There is a duality to near every experience they have.  The jealousy, envy, hatred for the whites they work and deal with mixed with adoration and desire.  They take pride in the quality of their labor--no matter how menial--even if they detest the job being done.  There husbands are perhaps the strongest point of contention.  On the way over the women are expecting up-and-coming businessmen, wealthy land owners, or even those in the medical or legal profession, but what they get are farm hands, restaurant workers, and gardeners for the rich.  While they despise their husbands there is also a loyalty to them and a general unwillingness to entertain leaving.  
It's a short book that, for many, will introduce a minority and hardship into the landscape of American culture that they were previously unaware of.  It's duration is a blessing as I'm not sure how such a distinct narrative voice would hold up over hundreds of pages.  Each paragraph stands alone, being self contained and powerful enough to merit thought all by itself.  By the book's end you'll be thanking Otsuka for the oddity of her third person, collective voice because if we got any closer to the story of the Japanese picture brides she presented we may not have experienced the shared joys and small triumphs of all, nor would we have been spared many aspects of the harsh brutality and ugly reality that is a part of our history.  

Sunday, July 1, 2012

Month in Review and of Things to Come

The End of Times are upon us and it has nothing to do with my recent reading of Doomsday Book.  Today marks the fifth straight day, as in five in a row, of 100 degree and higher heat.  I've know for awhile now that I'm going to hell, I just thought I had more time.  Long as I can take my books with me I think I and suffer eternal damnation; and really, it can't get any hotter...

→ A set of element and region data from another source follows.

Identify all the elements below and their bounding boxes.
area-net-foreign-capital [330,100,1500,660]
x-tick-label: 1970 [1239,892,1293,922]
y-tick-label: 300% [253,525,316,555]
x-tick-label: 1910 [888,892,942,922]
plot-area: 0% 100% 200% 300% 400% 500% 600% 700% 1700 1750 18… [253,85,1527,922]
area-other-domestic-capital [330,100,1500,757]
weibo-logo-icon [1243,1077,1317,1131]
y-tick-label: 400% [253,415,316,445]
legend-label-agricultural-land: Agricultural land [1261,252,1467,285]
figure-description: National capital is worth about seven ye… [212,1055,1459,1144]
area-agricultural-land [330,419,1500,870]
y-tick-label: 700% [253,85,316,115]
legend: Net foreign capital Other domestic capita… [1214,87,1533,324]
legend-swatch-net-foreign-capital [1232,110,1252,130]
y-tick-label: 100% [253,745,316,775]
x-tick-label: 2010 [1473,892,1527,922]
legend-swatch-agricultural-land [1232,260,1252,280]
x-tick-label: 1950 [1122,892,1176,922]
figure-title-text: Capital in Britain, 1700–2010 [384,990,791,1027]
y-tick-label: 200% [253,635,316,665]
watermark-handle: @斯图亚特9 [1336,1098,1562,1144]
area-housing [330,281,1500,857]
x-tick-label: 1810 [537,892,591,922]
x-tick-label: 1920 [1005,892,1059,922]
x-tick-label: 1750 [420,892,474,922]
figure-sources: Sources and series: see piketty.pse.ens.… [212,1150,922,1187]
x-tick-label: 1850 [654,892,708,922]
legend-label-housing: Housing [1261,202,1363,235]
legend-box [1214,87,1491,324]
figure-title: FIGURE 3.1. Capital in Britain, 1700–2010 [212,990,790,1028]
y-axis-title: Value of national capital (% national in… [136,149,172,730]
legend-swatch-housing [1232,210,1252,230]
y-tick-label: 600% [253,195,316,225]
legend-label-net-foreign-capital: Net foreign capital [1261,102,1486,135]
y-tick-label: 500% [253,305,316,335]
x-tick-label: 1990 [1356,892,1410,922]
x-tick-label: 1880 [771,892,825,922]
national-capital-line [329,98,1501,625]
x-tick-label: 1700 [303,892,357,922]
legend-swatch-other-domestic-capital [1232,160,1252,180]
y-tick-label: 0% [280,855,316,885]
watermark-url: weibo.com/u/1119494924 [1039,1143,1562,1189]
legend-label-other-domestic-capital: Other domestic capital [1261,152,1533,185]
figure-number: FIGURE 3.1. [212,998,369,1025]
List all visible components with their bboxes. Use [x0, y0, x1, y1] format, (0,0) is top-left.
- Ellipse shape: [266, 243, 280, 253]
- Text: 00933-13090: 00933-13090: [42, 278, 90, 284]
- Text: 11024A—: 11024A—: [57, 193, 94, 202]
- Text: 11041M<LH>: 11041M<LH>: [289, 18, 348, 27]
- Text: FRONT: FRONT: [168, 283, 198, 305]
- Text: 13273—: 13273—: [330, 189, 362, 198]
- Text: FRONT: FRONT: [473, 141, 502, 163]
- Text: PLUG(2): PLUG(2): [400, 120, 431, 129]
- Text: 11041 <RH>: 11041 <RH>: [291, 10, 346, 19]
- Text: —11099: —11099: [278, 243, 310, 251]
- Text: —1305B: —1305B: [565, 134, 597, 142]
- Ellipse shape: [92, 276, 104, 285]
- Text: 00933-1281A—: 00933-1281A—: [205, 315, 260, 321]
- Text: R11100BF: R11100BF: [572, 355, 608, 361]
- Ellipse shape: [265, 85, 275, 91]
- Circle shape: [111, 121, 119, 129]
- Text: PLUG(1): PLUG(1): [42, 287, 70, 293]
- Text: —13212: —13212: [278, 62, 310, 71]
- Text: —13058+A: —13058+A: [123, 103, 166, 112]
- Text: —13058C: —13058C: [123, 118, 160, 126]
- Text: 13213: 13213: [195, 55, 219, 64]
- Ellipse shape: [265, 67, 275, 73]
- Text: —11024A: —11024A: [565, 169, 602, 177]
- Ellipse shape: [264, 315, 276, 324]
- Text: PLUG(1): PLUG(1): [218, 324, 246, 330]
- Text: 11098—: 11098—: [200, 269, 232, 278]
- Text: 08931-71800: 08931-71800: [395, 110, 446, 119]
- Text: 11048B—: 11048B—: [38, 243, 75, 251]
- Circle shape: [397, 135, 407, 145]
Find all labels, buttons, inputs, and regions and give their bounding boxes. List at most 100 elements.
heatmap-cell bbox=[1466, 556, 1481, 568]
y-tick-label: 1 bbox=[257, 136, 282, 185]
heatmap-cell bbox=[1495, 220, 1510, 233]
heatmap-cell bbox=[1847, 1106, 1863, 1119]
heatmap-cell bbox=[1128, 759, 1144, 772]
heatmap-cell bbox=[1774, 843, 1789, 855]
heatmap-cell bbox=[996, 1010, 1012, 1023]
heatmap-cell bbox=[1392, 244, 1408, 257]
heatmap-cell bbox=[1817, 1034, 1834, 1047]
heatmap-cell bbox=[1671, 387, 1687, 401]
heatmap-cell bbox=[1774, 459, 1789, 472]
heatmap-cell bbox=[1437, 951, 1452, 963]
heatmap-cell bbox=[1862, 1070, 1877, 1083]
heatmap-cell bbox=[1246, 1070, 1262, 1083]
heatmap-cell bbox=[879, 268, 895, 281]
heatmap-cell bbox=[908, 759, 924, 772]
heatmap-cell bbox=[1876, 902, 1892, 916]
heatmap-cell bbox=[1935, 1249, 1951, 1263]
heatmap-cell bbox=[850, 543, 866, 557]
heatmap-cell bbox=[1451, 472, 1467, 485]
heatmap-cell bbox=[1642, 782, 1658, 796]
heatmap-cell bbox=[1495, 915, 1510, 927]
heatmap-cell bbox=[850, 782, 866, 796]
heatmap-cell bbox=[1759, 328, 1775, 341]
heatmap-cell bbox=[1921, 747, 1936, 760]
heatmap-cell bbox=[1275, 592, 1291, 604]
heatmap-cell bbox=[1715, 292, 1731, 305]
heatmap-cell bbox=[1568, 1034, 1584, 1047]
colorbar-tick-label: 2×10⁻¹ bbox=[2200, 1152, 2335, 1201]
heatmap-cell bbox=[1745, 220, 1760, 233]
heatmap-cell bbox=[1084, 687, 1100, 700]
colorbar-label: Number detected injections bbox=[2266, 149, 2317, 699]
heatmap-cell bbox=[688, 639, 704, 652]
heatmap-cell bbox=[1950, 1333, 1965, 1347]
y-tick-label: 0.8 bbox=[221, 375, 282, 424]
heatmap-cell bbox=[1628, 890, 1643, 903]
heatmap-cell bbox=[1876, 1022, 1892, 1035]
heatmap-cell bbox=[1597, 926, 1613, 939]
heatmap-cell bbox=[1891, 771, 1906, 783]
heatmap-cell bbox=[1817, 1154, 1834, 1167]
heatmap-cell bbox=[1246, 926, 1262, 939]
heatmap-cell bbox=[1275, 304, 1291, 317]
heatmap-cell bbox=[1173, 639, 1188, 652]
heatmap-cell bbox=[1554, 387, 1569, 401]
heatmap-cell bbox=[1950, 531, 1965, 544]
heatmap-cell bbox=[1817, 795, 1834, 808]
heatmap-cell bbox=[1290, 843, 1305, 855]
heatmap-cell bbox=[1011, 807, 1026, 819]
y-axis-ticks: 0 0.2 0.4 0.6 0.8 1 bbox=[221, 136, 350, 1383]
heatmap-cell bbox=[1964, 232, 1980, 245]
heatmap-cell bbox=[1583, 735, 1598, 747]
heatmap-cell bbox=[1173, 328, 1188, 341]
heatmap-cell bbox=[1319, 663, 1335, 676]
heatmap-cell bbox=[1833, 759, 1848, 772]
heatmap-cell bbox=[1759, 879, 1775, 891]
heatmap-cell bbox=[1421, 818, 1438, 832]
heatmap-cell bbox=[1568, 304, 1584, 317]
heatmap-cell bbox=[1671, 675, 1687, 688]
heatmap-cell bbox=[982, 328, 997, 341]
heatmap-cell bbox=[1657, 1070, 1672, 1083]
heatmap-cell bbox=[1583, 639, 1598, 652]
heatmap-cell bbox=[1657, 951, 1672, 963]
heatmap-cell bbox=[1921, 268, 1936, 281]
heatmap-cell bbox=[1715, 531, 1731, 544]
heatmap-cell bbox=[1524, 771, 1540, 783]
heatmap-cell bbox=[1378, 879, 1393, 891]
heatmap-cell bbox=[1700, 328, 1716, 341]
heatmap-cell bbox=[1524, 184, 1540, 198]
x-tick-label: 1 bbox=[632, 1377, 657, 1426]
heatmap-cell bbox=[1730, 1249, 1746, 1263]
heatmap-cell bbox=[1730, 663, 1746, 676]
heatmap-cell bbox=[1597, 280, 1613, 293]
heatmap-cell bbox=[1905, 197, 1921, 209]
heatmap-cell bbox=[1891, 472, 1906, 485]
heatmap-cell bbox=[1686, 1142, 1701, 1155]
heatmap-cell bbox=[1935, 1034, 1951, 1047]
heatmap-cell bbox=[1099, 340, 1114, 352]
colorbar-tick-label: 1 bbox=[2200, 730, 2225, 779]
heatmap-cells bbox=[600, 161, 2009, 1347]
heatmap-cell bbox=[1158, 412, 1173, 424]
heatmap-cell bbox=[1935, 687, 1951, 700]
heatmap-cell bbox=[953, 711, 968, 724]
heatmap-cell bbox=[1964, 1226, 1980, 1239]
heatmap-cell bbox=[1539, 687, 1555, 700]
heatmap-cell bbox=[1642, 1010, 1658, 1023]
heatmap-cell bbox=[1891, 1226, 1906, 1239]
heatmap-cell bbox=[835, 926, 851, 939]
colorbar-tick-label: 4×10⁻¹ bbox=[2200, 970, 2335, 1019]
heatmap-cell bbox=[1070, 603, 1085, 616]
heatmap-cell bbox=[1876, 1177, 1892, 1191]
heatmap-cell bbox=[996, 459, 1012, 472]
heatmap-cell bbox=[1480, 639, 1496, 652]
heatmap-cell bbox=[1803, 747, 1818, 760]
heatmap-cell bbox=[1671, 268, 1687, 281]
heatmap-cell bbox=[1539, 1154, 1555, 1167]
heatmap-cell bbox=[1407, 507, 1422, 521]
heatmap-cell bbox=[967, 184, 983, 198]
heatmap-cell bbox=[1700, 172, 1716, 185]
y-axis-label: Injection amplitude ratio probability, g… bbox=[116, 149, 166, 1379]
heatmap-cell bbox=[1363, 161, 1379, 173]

I bought a few books this month.  All under two-hundred pages in an effort to make some progress in getting my number of books read this year up.  Of course of the other end of that equation is having to read a few books, which I'm still struggling to do.  At the year's halfway point I have no delusions of meeting my repeat goal of last year with fifty books read.  I read Doomsday Book by Connie Willis, and Fahrenheit 451 by Ray Bradbury.  I may have been to harsh in my words with the former as I enjoyed it only wanted much more of the good stuff.  I was heartened that hear from someone else that Fahrenheit 451 is high school reading material regardless of the author's intended audience.  Which in turn got me think about young adult fiction and how much I like it for it's general simplicity as opposed to plot convolution of adult fiction; particularly fantasy.  More than anything else about Bradbury I was blown away by how contemporary the book was sixty years later.

My other purchases for the month included Buddha in the Attic by Julia Otsuka and Montana 1948 by Larry Watson.  I'm currently reading Otsuka and while I knew this book was going to be good, I had no clue it was going to be as good as it is.  I'll be finished shortly and posting my thoughts.  I've knocked a few more pages out of the short story collection I'm working on, but nothing remarkable to talk about.  The near six-hundred page Pathfinder RPG rulebook has also occupied a bit of my reading this this month, but needless to say, I'm enjoying all of that.

Looks like I'm becoming a nerd again...

Apropos of nothing, there are a lot of concerts coming up that I need to go to and limited funds to draw on to see them: Stevie Vai, Ted Nugent, The Shins (a maybe), Derek Trucks, some version of The Allman Brothers Band and one rumored show this fall that I'm not at liberty to speak of just yet.  I'm too old for amphitheaters and arena shows so that cuts down some of the acts, but still.